Not everyone is convinced of Black Shadow's alleged roles in these incidents.
"It’s hard to know what the group is legitimately responsible for. In the cyber world, anyone can 'hide' or 'introduce themselves' under whatever name they choose," notes Amir Magner, president and co-founder of Israel-based healthcare security firm CyberMDX.
"That means the name 'Black Shadow' can simultaneously be used by multiple, unrelated groups choosing to identify themselves under the same name," he says.
A common characteristic of some of these latest ransomware incidents is attackers using double extortion tactics.
"Prior to encrypting the victim’s databases, the attackers extract large quantities of sensitive commercial information and threaten to publish it unless ransom demands are paid - putting added pressure on enterprises to meet the hackers’ demands." Magner says.
Healthcare providers worldwide are realizing that they are top targets for such cyberattacks, he adds.
"This is not a temporary trend, it is something that is here to stay.
"We see a very high motivation to attack health organizations all over the Western world. There is no doubt that every successful attack, where the attackers see the broad effect it produces, encourages them to continue to attack more health organizations," he says.
Like other developed countries around the world, Israel has an advanced health system with many connected IoT devices and digitally transmitted medical information, Magner notes.
"The same practices that are effective for attackers targeting healthcare entities in Dusseldorf, Singapore or San Diego also can work against health organizations in Israel."
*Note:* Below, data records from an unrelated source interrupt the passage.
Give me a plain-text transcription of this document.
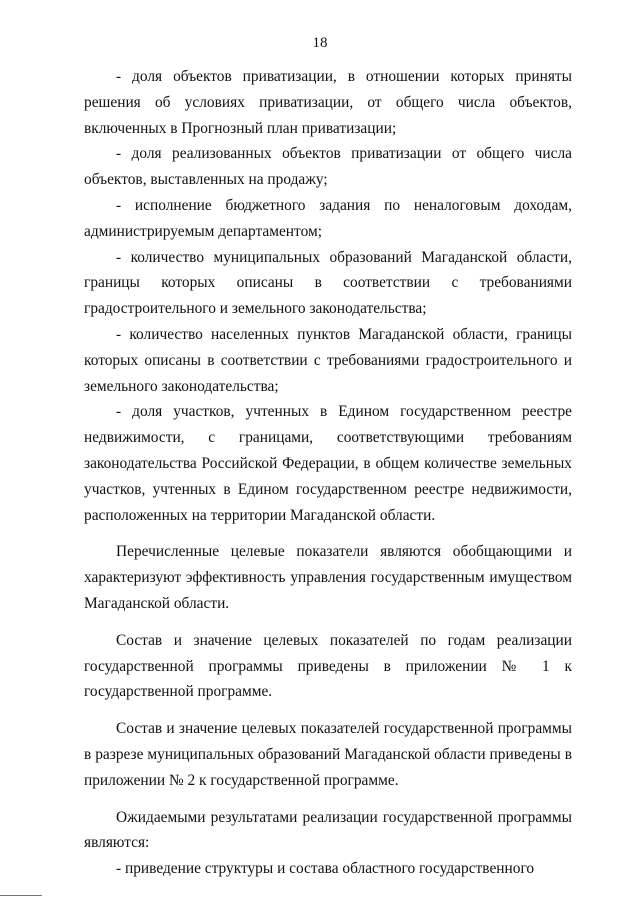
18

- доля объектов приватизации, в отношении которых приняты решения об условиях приватизации, от общего числа объектов, включенных в Прогнозный план приватизации;

- доля реализованных объектов приватизации от общего числа объектов, выставленных на продажу;

- исполнение бюджетного задания по неналоговым доходам, администрируемым департаментом;

- количество муниципальных образований Магаданской области, границы которых описаны в соответствии с требованиями градостроительного и земельного законодательства;

- количество населенных пунктов Магаданской области, границы которых описаны в соответствии с требованиями градостроительного и земельного законодательства;

- доля участков, учтенных в Едином государственном реестре недвижимости, с границами, соответствующими требованиям законодательства Российской Федерации, в общем количестве земельных участков, учтенных в Едином государственном реестре недвижимости, расположенных на территории Магаданской области.

Перечисленные целевые показатели являются обобщающими и характеризуют эффективность управления государственным имуществом Магаданской области.

Состав и значение целевых показателей по годам реализации государственной программы приведены в приложении № 1 к государственной программе.

Состав и значение целевых показателей государственной программы в разрезе муниципальных образований Магаданской области приведены в приложении № 2 к государственной программе.

Ожидаемыми результатами реализации государственной программы являются:

- приведение структуры и состава областного государственного
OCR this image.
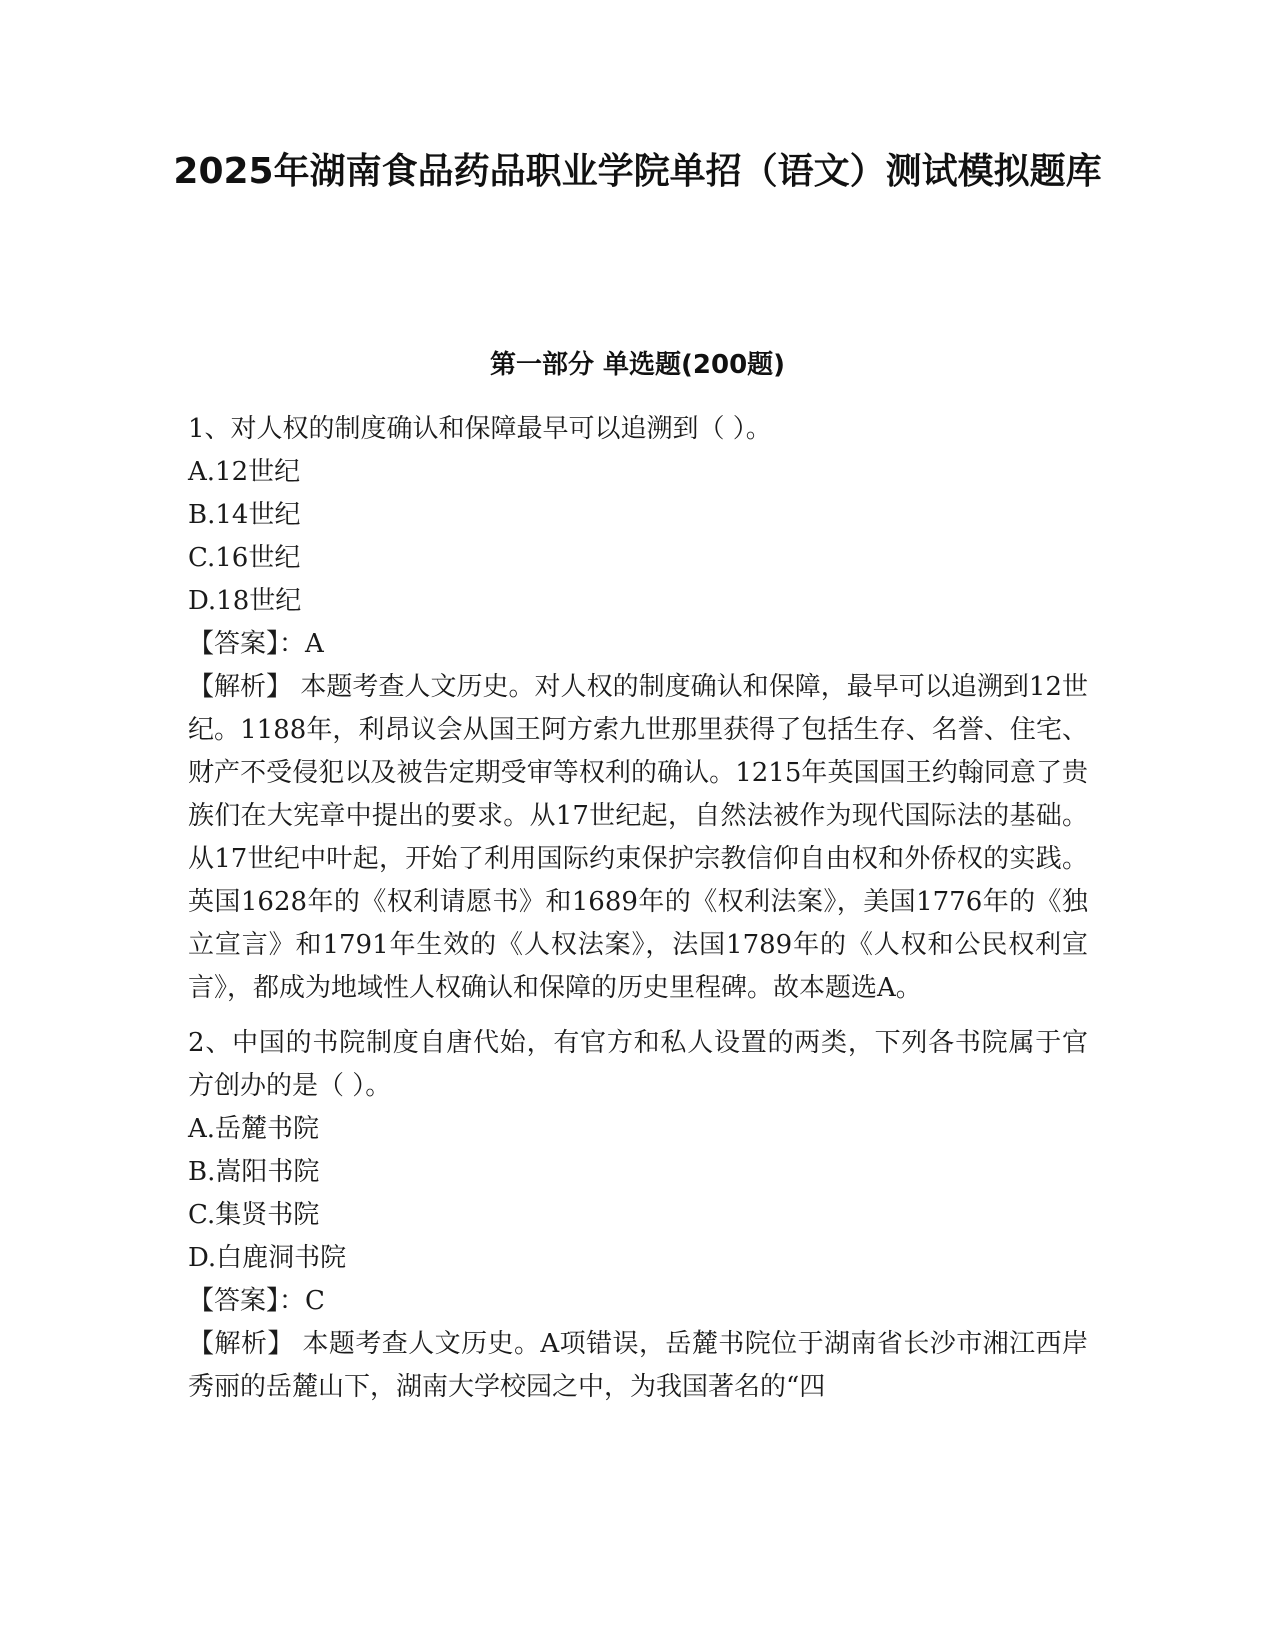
2025年湖南食品药品职业学院单招（语文）测试模拟题库
第一部分 单选题(200题)

1、对人权的制度确认和保障最早可以追溯到（ ）。

A.12世纪

B.14世纪

C.16世纪

D.18世纪

【答案】：A

【解析】 本题考查人文历史。对人权的制度确认和保障，最早可以追溯到12世纪。1188年，利昂议会从国王阿方索九世那里获得了包括生存、名誉、住宅、财产不受侵犯以及被告定期受审等权利的确认。1215年英国国王约翰同意了贵族们在大宪章中提出的要求。从17世纪起，自然法被作为现代国际法的基础。从17世纪中叶起，开始了利用国际约束保护宗教信仰自由权和外侨权的实践。英国1628年的《权利请愿书》和1689年的《权利法案》，美国1776年的《独立宣言》和1791年生效的《人权法案》，法国1789年的《人权和公民权利宣言》，都成为地域性人权确认和保障的历史里程碑。故本题选A。

2、中国的书院制度自唐代始，有官方和私人设置的两类，下列各书院属于官方创办的是（ ）。

A.岳麓书院

B.嵩阳书院

C.集贤书院

D.白鹿洞书院

【答案】：C

【解析】 本题考查人文历史。A项错误，岳麓书院位于湖南省长沙市湘江西岸秀丽的岳麓山下，湖南大学校园之中，为我国著名的“四
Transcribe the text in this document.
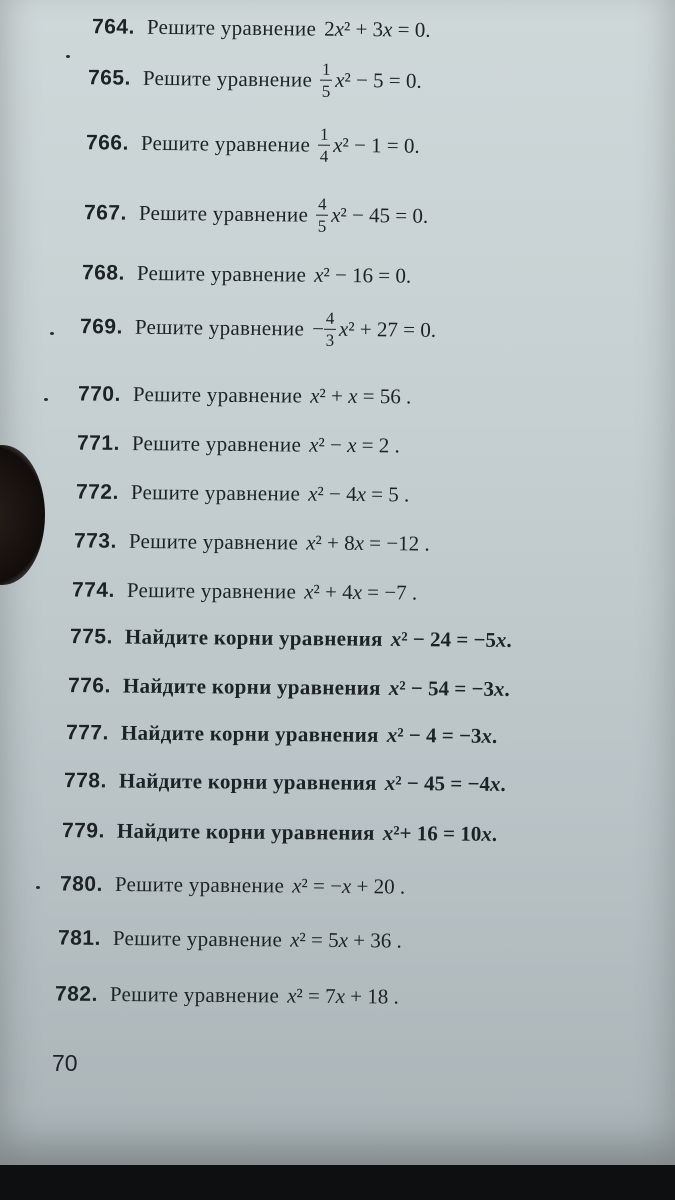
764. Решите уравнение 2x² + 3x = 0.
765. Решите уравнение $\frac{1}{5} x^2 - 5 = 0$.
766. Решите уравнение $\frac{1}{4} x^2 - 1 = 0$.
767. Решите уравнение $\frac{4}{5} x^2 - 45 = 0$.
768. Решите уравнение x² − 16 = 0.
769. Решите уравнение − $\frac{4}{3} x^2 + 27 = 0$.
770. Решите уравнение x² + x = 56 .
771. Решите уравнение x² − x = 2 .
772. Решите уравнение x² − 4x = 5 .
773. Решите уравнение x² + 8x = −12 .
774. Решите уравнение x² + 4x = −7 .
775. Найдите корни уравнения x² − 24 = −5x.
776. Найдите корни уравнения x² − 54 = −3x.
777. Найдите корни уравнения x² − 4 = −3x.
778. Найдите корни уравнения x² − 45 = −4x.
779. Найдите корни уравнения x²+ 16 = 10x.
780. Решите уравнение x² = −x + 20 .
781. Решите уравнение x² = 5x + 36 .
782. Решите уравнение x² = 7x + 18 .
70
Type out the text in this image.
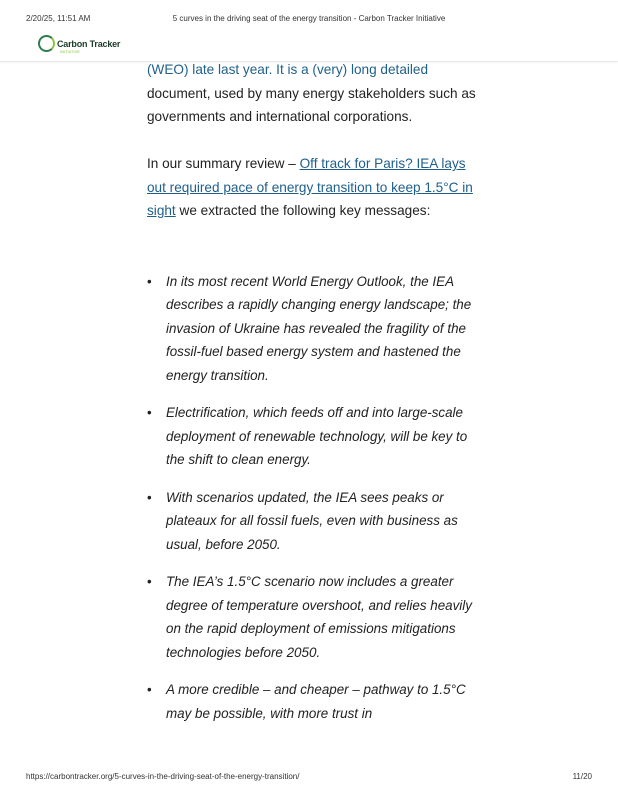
2/20/25, 11:51 AM	5 curves in the driving seat of the energy transition - Carbon Tracker Initiative
Carbon Tracker
INITIATIVE

(WEO) late last year. It is a (very) long detailed document, used by many energy stakeholders such as governments and international corporations.

In our summary review – Off track for Paris? IEA lays out required pace of energy transition to keep 1.5°C in sight we extracted the following key messages:

• In its most recent World Energy Outlook, the IEA describes a rapidly changing energy landscape; the invasion of Ukraine has revealed the fragility of the fossil-fuel based energy system and hastened the energy transition.
• Electrification, which feeds off and into large-scale deployment of renewable technology, will be key to the shift to clean energy.
• With scenarios updated, the IEA sees peaks or plateaux for all fossil fuels, even with business as usual, before 2050.
• The IEA’s 1.5°C scenario now includes a greater degree of temperature overshoot, and relies heavily on the rapid deployment of emissions mitigations technologies before 2050.
• A more credible – and cheaper – pathway to 1.5°C may be possible, with more trust in
https://carbontracker.org/5-curves-in-the-driving-seat-of-the-energy-transition/	11/20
The apparent medical records breach of hundreds of thousands of Machon Mor patients comes just weeks after several Israeli healthcare providers, including Hillel Yaffe Medical Center in the city of Hadera, were targeted by cyberattacks in October.
Israeli cyber officials issued alerts about that activity last month, and Israeli authorities at the time suspected those attacks were linked to Chinese hacker groups (see: More Attempted Cyberattacks on Israeli Healthcare Entities).
“While it’s possible that the attacks on Israeli healthcare facilities have a political motive, it’s best not to overthink this trend," says Saryu Nayyar, CEO of security vendor Gurucul.
Hospitals are part of a nation's critical infrastructure, and there are multiple potential attack vectors that can be exploited, she adds.
"We have seen an uptick in healthcare ransomware in the U.S. and in other parts of the world, in part because healthcare IT systems are complex, with a combination of patient and employee records, billing systems, patient satisfaction, and interconnected medical devices," Nayyar says.